Pancreatic adenocarcinoma (PDAC) is a fatal disease with a 5-year survival rate of 8% and a median survival of 6 mo. In PDAC, several mutations in the genes are involved, with Kirsten rat sarcoma oncogene (90%), cyclin-dependent kinase inhibitor 2A (90%), and tumor suppressor 53 (75%–90%) being the most common. Mothers against decapentaplegic homolog 4 represents 50%. In addition, the self-preserving cancer stem cells, dense tumor microenvironment (fibrous accounting for 90% of the tumor volume), and suppressive and relatively depleted immune niche of PDAC are also constitutive and relevant elements of PDAC. Molecular targeted therapy is widely utilized and effective in several solid tumors. In PDAC, targeted therapy has been extensively evaluated; however, survival improvement of this aggressive disease using a targeted strategy has been minimal. There is currently only one United States Food and Drug Administration-approved targeted therapy for PDAC – erlotinib, but the absolute benefit of erlotinib in combination with gemcitabine is also minimal (2 wk). In this review, we summarize current targeted therapies and clinical trials targeting dysregulated signaling pathways and components of the PDAC oncogenic process, analyze possible reasons for the lack of positive results in clinical trials, and suggest ways to improve them. We also discuss emerging trends in targeted therapies for PDAC: combining targeted inhibitors of multiple pathways. The PubMed database and National Center for Biotechnology Information clinical trial website (www.clinicaltrials.gov) were queried to identify completed and published (PubMed) and ongoing (clinicaltrials.gov) clinical trials (from 2003-2022) using the keywords pancreatic cancer and targeted therapy. The PubMed database was also queried to search for information about the pathogenesis and molecular pathways of pancreatic cancer using the keywords pancreatic cancer and molecular pathways.

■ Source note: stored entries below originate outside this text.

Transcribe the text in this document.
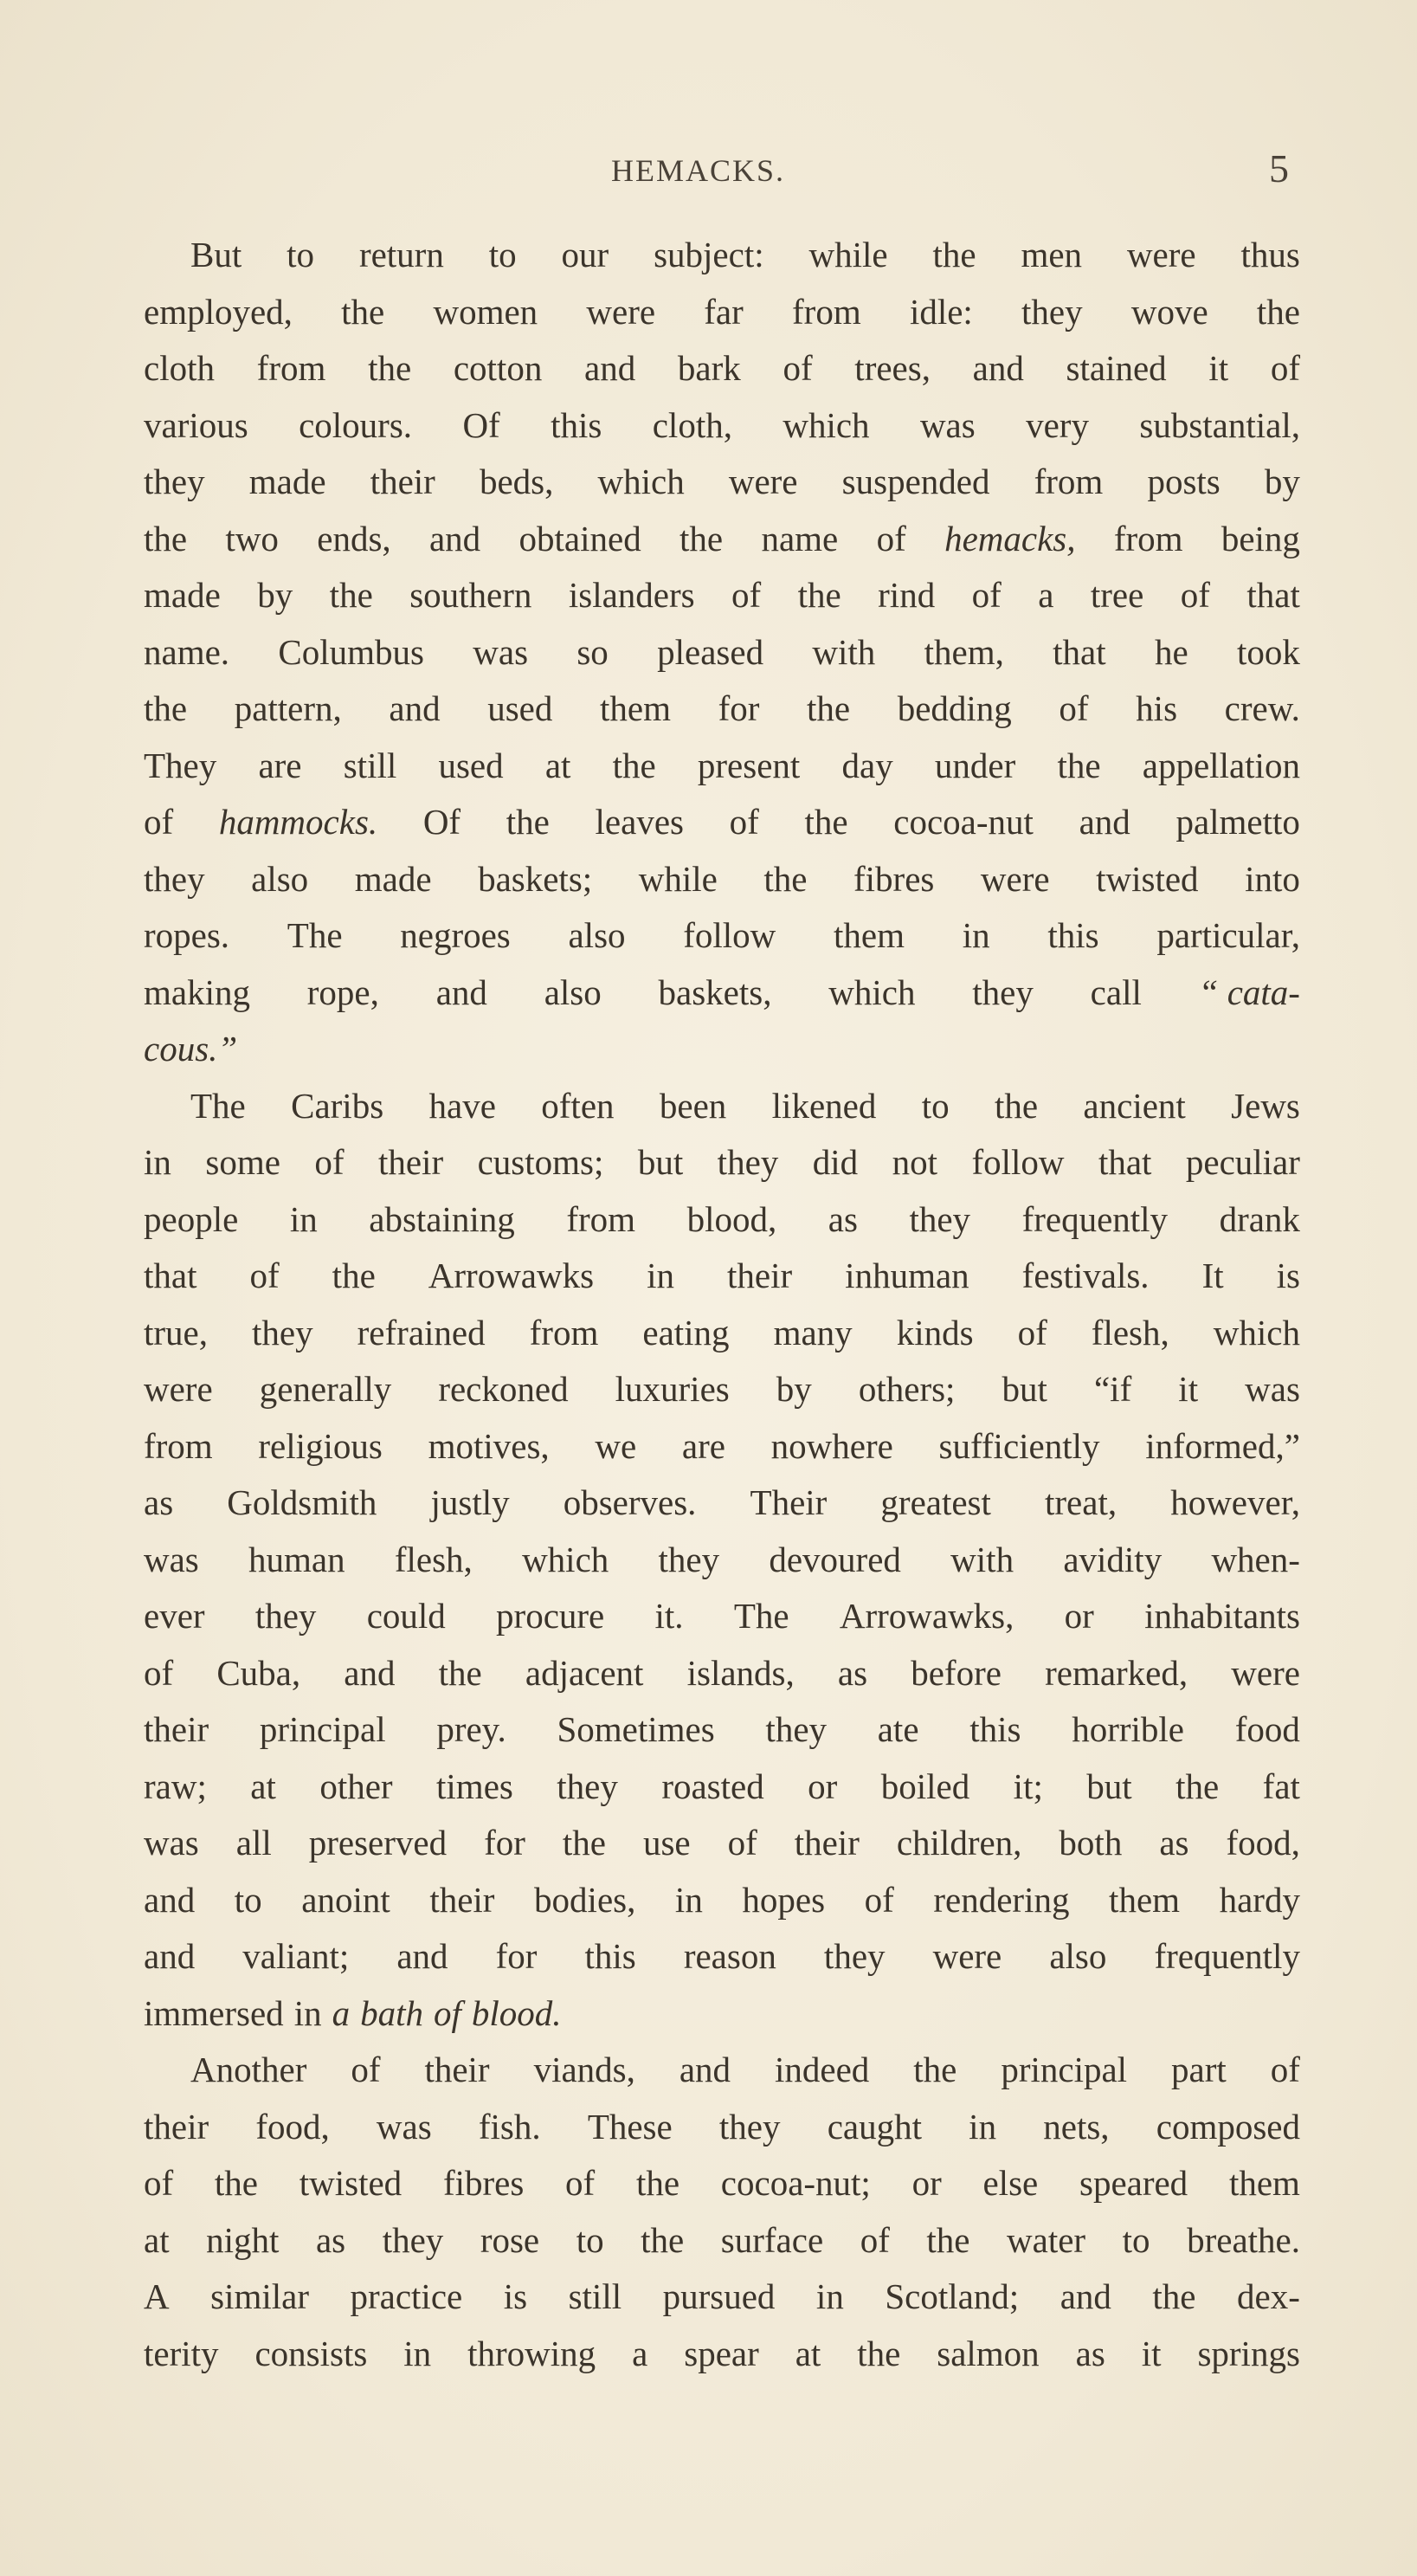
HEMACKS.	5
But to return to our subject: while the men were thus
employed, the women were far from idle: they wove the
cloth from the cotton and bark of trees, and stained it of
various colours. Of this cloth, which was very substantial,
they made their beds, which were suspended from posts by
the two ends, and obtained the name of hemacks, from being
made by the southern islanders of the rind of a tree of that
name. Columbus was so pleased with them, that he took
the pattern, and used them for the bedding of his crew.
They are still used at the present day under the appellation
of hammocks. Of the leaves of the cocoa-nut and palmetto
they also made baskets; while the fibres were twisted into
ropes. The negroes also follow them in this particular,
making rope, and also baskets, which they call “ cata-
cous.”
The Caribs have often been likened to the ancient Jews
in some of their customs; but they did not follow that peculiar
people in abstaining from blood, as they frequently drank
that of the Arrowawks in their inhuman festivals. It is
true, they refrained from eating many kinds of flesh, which
were generally reckoned luxuries by others; but “if it was
from religious motives, we are nowhere sufficiently informed,”
as Goldsmith justly observes. Their greatest treat, however,
was human flesh, which they devoured with avidity when-
ever they could procure it. The Arrowawks, or inhabitants
of Cuba, and the adjacent islands, as before remarked, were
their principal prey. Sometimes they ate this horrible food
raw; at other times they roasted or boiled it; but the fat
was all preserved for the use of their children, both as food,
and to anoint their bodies, in hopes of rendering them hardy
and valiant; and for this reason they were also frequently
immersed in a bath of blood.
Another of their viands, and indeed the principal part of
their food, was fish. These they caught in nets, composed
of the twisted fibres of the cocoa-nut; or else speared them
at night as they rose to the surface of the water to breathe.
A similar practice is still pursued in Scotland; and the dex-
terity consists in throwing a spear at the salmon as it springs
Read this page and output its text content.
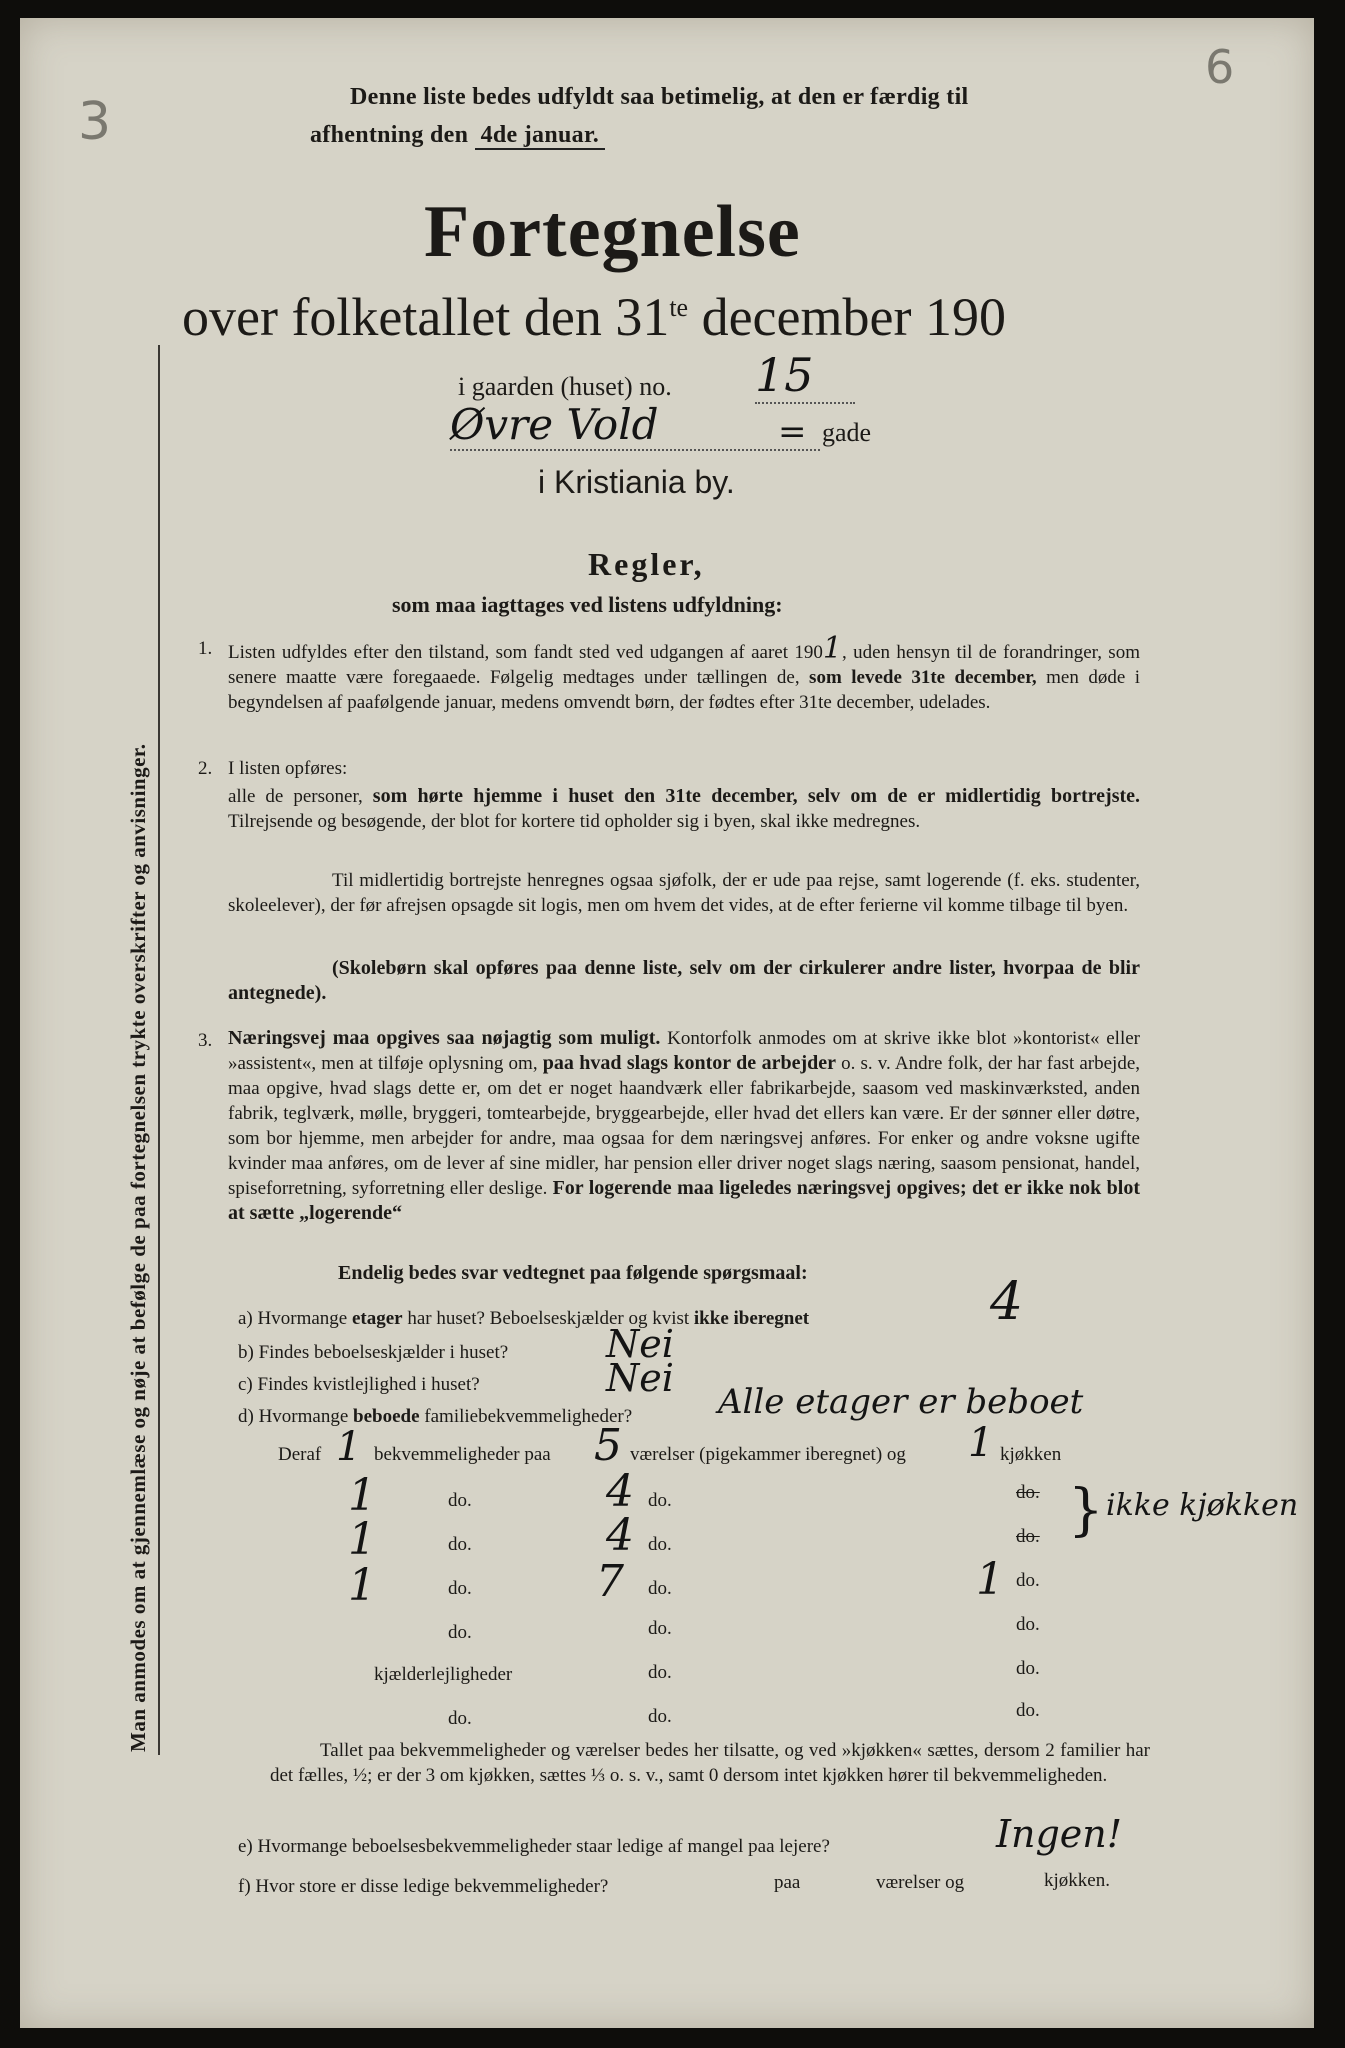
Man anmodes om at gjennemlæse og nøje at befølge de paa fortegnelsen trykte overskrifter og anvisninger.
3
6
Denne liste bedes udfyldt saa betimelig, at den er færdig til
afhentning den 4de januar.
Fortegnelse
over folketallet den $31^{te}$ december 190
i gaarden (huset) no. 15
Øvre Vold	= gade
i Kristiania by.
Regler,
som maa iagttages ved listens udfyldning:
1. Listen udfyldes efter den tilstand, som fandt sted ved udgangen af aaret 1901, uden hensyn til de forandringer, som senere maatte være foregaaede. Følgelig medtages under tællingen de, som levede 31te december, men døde i begyndelsen af paafølgende januar, medens omvendt børn, der fødtes efter 31te december, udelades.
2. I listen opføres:
alle de personer, som hørte hjemme i huset den 31te december, selv om de er midlertidig bortrejste. Tilrejsende og besøgende, der blot for kortere tid opholder sig i byen, skal ikke medregnes.
Til midlertidig bortrejste henregnes ogsaa sjøfolk, der er ude paa rejse, samt logerende (f. eks. studenter, skoleelever), der før afrejsen opsagde sit logis, men om hvem det vides, at de efter ferierne vil komme tilbage til byen.
(Skolebørn skal opføres paa denne liste, selv om der cirkulerer andre lister, hvorpaa de blir antegnede).
3. Næringsvej maa opgives saa nøjagtig som muligt. Kontorfolk anmodes om at skrive ikke blot »kontorist« eller »assistent«, men at tilføje oplysning om, paa hvad slags kontor de arbejder o. s. v. Andre folk, der har fast arbejde, maa opgive, hvad slags dette er, om det er noget haandværk eller fabrikarbejde, saasom ved maskinværksted, anden fabrik, teglværk, mølle, bryggeri, tomtearbejde, bryggearbejde, eller hvad det ellers kan være. Er der sønner eller døtre, som bor hjemme, men arbejder for andre, maa ogsaa for dem næringsvej anføres. For enker og andre voksne ugifte kvinder maa anføres, om de lever af sine midler, har pension eller driver noget slags næring, saasom pensionat, handel, spiseforretning, syforretning eller deslige. For logerende maa ligeledes næringsvej opgives; det er ikke nok blot at sætte „logerende“
Endelig bedes svar vedtegnet paa følgende spørgsmaal:
a) Hvormange etager har huset? Beboelseskjælder og kvist ikke iberegnet	4
b) Findes beboelseskjælder i huset?	Nei
c) Findes kvistlejlighed i huset?	Nei
d) Hvormange beboede familiebekvemmeligheder?	Alle etager er beboet
Deraf 1 bekvemmeligheder paa 5 værelser (pigekammer iberegnet) og 1 kjøkken
1	do.	4 do.	do.
1	do.	4 do.	do. } ikke kjøkken
1	do.	7 do.	1 do.
do.	do.	do.
kjælderlejligheder	do.	do.
do.	do.	do.
Tallet paa bekvemmeligheder og værelser bedes her tilsatte, og ved »kjøkken« sættes, dersom 2 familier har det fælles, ½; er der 3 om kjøkken, sættes ⅓ o. s. v., samt 0 dersom intet kjøkken hører til bekvemmeligheden.
e) Hvormange beboelsesbekvemmeligheder staar ledige af mangel paa lejere?	Ingen!
f) Hvor store er disse ledige bekvemmeligheder?	paa	værelser og	kjøkken.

Keywords: Pancreatic carcinoma; Targeted therapy; Cancer stem cell; Monoclonal antibody; Epigenetic modifier

Core Tip: Pancreatic adenocarcinoma (PDAC) is a fatal and rare disease with a 5-year survival rate of 8% and a median survival of 6 mo. In PDAC, targeted therapy has been extensively evaluated; however, survival improvement of this aggressive disease using a targeted strategy has been minimal. This manuscript summarizes current targeted therapies and clinical trials targeting dysregulated signaling pathways and components of the PDAC oncogenic process, analyzes possible reasons for the lack of positive results in clinical trials, and suggests ways to improve them. We also discuss emerging trends in targeted therapies for PDAC: combining targeted inhibitors of multiple pathways.